The test also looks at carrier screening, which can identify genetic conditions that a couple may pass on to their children. Yeung explains: “If you and your partner have the same genetic mutation, the child has a 25 percent risk but (the solution) becomes very actionable with the knowledge derived from the test. You can elect to do IVF and select the embryo without that condition. Because with all the technological advancement, why take the risk?”
Circle DNA is on sale in Singapore at Watsons. Its entry-level Vital DNA Test offers reports on fitness, diet and lifestyle, while its Premium DNA Test offers a comprehensive understanding about genetic conditions and disease risk. But the swab test kit didn’t start off as a consumer product.
Co-founded in 2014 with genetics specialists Professor Michael Yang and Dr Lawrence Tzang, Prenetics — with its full range of certifications and accredited laboratory — originally provided testing services to insurance companies.
As the company grew — it raised over US$50 million ($67 million) in funding from Alibaba, 500 Startups, Beyond Ventures, and others — Yeung, a serial entrepreneur, pivoted to the consumer market. In July 2019, Circle DNA test kits hit the shelves of health and beauty retailer Watsons across Hong Kong. Prenetics now has 10 offices globally, including in Singapore.

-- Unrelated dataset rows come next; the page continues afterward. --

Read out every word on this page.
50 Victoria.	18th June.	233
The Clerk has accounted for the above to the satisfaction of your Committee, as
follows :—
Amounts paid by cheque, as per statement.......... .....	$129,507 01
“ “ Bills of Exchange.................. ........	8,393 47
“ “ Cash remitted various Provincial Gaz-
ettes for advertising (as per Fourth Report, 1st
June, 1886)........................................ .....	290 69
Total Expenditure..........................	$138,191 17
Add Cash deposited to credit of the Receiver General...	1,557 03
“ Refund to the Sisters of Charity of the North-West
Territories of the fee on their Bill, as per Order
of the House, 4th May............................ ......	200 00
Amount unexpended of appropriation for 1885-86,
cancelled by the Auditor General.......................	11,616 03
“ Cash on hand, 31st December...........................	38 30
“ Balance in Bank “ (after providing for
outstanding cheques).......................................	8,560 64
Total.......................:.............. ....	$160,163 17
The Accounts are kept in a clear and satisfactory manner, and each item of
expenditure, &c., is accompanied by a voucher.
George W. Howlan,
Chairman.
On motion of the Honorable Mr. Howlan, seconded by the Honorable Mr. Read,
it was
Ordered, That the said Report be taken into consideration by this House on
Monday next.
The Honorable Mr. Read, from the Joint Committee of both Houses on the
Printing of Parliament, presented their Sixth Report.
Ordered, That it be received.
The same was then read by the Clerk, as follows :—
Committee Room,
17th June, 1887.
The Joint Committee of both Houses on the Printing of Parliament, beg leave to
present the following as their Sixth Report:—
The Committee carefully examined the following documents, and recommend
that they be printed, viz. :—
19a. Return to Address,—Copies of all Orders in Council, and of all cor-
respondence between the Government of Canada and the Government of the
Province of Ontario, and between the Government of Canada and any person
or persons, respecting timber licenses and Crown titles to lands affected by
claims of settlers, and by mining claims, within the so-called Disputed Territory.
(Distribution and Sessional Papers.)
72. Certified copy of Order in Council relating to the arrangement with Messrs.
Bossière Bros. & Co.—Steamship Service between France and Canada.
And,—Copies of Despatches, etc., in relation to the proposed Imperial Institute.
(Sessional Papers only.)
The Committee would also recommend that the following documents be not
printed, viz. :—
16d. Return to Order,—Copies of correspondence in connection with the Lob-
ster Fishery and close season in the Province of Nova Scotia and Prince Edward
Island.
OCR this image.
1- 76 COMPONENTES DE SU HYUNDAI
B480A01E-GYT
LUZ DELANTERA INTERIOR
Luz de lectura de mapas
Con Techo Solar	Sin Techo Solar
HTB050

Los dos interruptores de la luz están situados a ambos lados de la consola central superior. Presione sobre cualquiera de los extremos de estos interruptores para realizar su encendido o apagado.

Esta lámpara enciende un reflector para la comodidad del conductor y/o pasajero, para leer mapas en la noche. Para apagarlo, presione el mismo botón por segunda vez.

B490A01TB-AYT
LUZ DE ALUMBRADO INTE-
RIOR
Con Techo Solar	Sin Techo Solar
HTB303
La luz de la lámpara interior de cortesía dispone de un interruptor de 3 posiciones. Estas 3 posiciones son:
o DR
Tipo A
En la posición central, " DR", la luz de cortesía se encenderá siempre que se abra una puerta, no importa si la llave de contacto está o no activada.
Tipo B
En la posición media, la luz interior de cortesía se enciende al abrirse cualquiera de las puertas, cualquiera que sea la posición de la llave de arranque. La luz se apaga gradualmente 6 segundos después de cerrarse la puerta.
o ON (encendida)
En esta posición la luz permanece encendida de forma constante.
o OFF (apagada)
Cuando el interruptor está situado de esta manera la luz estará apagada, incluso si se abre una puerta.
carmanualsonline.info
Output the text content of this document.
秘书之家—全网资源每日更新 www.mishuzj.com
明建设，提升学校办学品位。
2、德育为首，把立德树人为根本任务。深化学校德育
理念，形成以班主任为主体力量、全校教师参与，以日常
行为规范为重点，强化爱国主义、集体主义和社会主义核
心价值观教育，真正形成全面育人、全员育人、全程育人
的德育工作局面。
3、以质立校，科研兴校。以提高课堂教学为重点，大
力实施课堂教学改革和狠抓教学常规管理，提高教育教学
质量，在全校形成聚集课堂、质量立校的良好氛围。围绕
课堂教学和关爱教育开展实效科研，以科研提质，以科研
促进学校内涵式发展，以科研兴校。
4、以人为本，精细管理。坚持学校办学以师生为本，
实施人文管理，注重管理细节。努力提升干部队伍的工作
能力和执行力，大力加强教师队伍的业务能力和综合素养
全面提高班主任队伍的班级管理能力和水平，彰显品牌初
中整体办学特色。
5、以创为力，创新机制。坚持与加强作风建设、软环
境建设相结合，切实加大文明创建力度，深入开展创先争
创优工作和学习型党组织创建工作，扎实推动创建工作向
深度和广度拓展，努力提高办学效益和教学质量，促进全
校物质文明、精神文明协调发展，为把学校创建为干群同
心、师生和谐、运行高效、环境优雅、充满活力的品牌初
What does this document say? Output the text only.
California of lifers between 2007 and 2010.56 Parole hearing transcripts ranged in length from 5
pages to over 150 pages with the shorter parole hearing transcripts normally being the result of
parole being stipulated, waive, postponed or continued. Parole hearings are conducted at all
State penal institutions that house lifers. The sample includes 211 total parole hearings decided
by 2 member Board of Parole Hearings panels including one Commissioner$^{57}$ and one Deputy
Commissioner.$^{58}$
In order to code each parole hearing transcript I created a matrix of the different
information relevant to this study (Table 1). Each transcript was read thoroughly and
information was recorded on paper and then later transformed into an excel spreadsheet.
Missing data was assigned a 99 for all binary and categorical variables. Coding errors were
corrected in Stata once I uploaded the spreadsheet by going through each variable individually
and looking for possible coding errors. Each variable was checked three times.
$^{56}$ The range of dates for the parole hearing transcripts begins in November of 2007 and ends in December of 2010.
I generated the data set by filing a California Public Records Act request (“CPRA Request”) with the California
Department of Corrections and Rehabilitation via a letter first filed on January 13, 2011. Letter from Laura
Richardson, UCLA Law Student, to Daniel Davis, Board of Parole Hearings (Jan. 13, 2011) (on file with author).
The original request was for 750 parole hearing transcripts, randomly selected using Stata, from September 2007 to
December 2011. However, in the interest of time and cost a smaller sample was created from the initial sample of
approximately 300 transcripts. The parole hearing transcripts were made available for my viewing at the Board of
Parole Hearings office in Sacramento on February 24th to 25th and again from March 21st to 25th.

“My role was really to look at how we could translate science to make it consumer- friendly and actionable,” says Yeung. “I think that is the challenge for science — because there are a lot of DNA testing companies across the globe that have failed, but it wasn’t due to the lack of science. It was because they couldn’t translate scientific material into consumer-friendly material that was accessible and easy to understand.”
The firm recently launched Project Screen by Circle, a Covid-19 testing initiative. In Hong Kong, staff from 16,000 restaurants in the city were screened, while in the UK Prenetics has landed a £4 million ($7 million) contract to screen the English Premier League’s 20 teams.
Hong Kong-based Yeung has ambitious plans. “By 2022, we want to impact one million people — at least in Asia. I really believe in the markets that we operate so I think that’s a realistic goal based on where we’re at,” he says. “We’re a global company now but I think we can grow an even bigger footprint globally, and set the example that Hong Kong can create a very successful biotech, digital health company.”
This story first appeared in the October 2020 issue of A Magazine.